Kebijakan Pemerintah melakukan impor beras sebanyak 500 ribu ton dari Thailand dan Vietnam dikritisi banyak pihak. Anggota Komisi IV DPR Zainut Tauhid Sa’adi menilai keputusan Kementerian Perdagangan melakukan impor sebagai bentuk kepanikan menghadapi lonjakan harga beras di dalam negeri.

“Kebijakan impor beras merupakan bentuk kepanikan pemerintah dalam menghadapi gejolak kenaikan harga. Hal ini membuktikan bahwa Pemerintah tidak memiliki blueprint perberasan nasional dan juga menunjukkan lemahnya database yang terkait dengan ketersediaan stok beras nasional,” kata Zainut dalam keterangan yang diterima redaksi, Senin (15/1).

Zainut menekankan kebijakan impor beras bukanlah hal yang tabu karena untuk tujuan memenuhi kebutuhan pokok rakyat Indonesia. Bahkan dalam kondisi tertentu yang jika tidak dilakukan akan membahayakan kehidupan masyarakat, maka kegiatan impor beras menjadi wajib hukumnya.

Yang menjadi masalah, katanya, impor beras dilakukan pada saat bersamaan dengan musim panen. Hal ini merupakan tindakan yang tidak bijaksana dan sangat melukai perasaan para petani nasional.

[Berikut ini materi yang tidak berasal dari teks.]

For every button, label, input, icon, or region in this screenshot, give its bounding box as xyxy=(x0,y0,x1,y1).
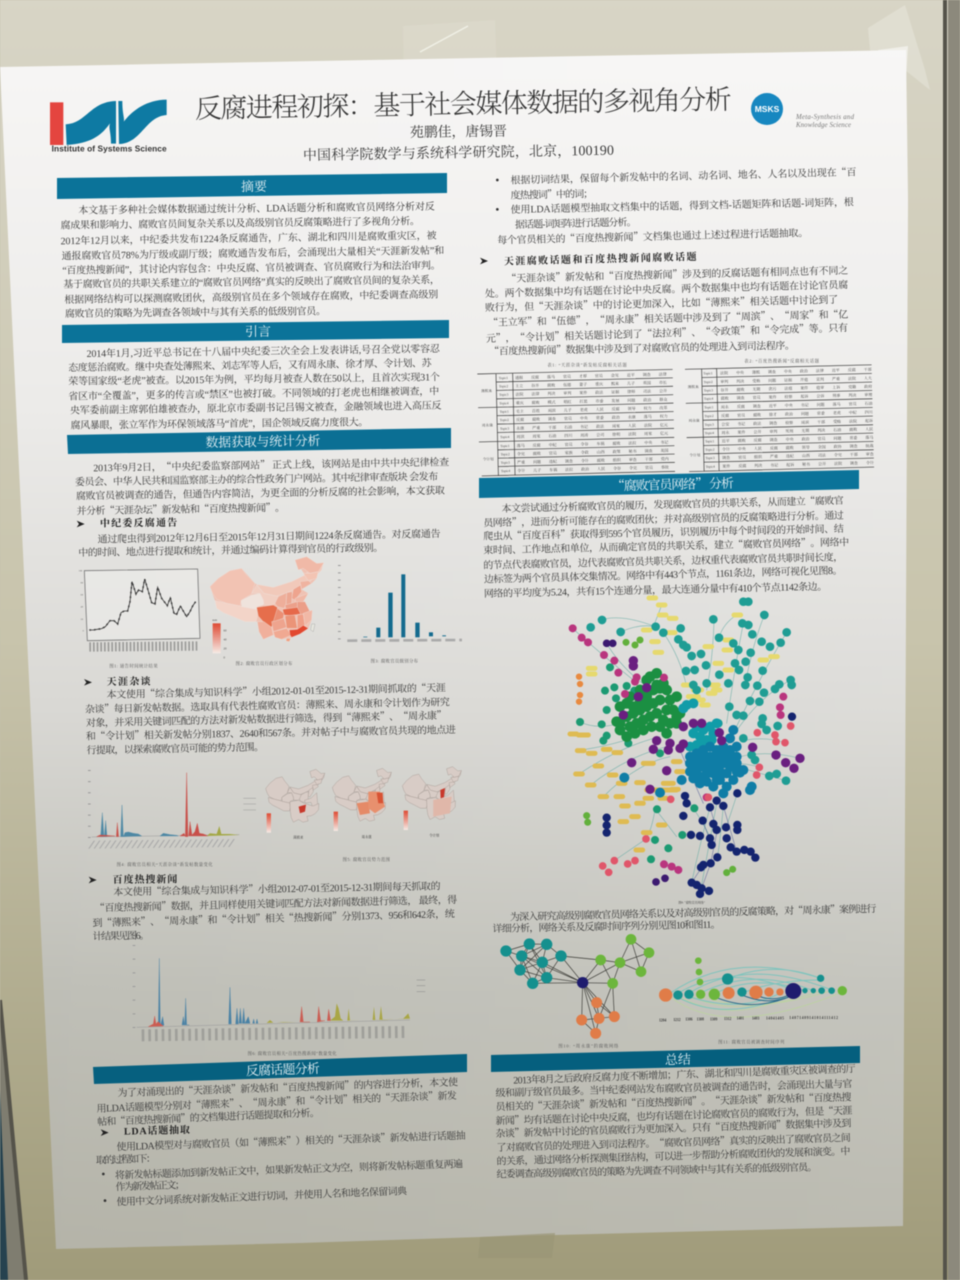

“Kasihan mereka sudah bekerja keras membanting tulang memeras keringat begitu panen tiba harganya jatuh dan tidak sesuai dengan harapan mereka,” katanya.

Dia melihat perlu ada perencanaan yang matang dengan didukung data statistik yang akurat dari sumber data yang resmi untuk dijadikan rujukan bersama para pemangku kepentingan pangan nasional.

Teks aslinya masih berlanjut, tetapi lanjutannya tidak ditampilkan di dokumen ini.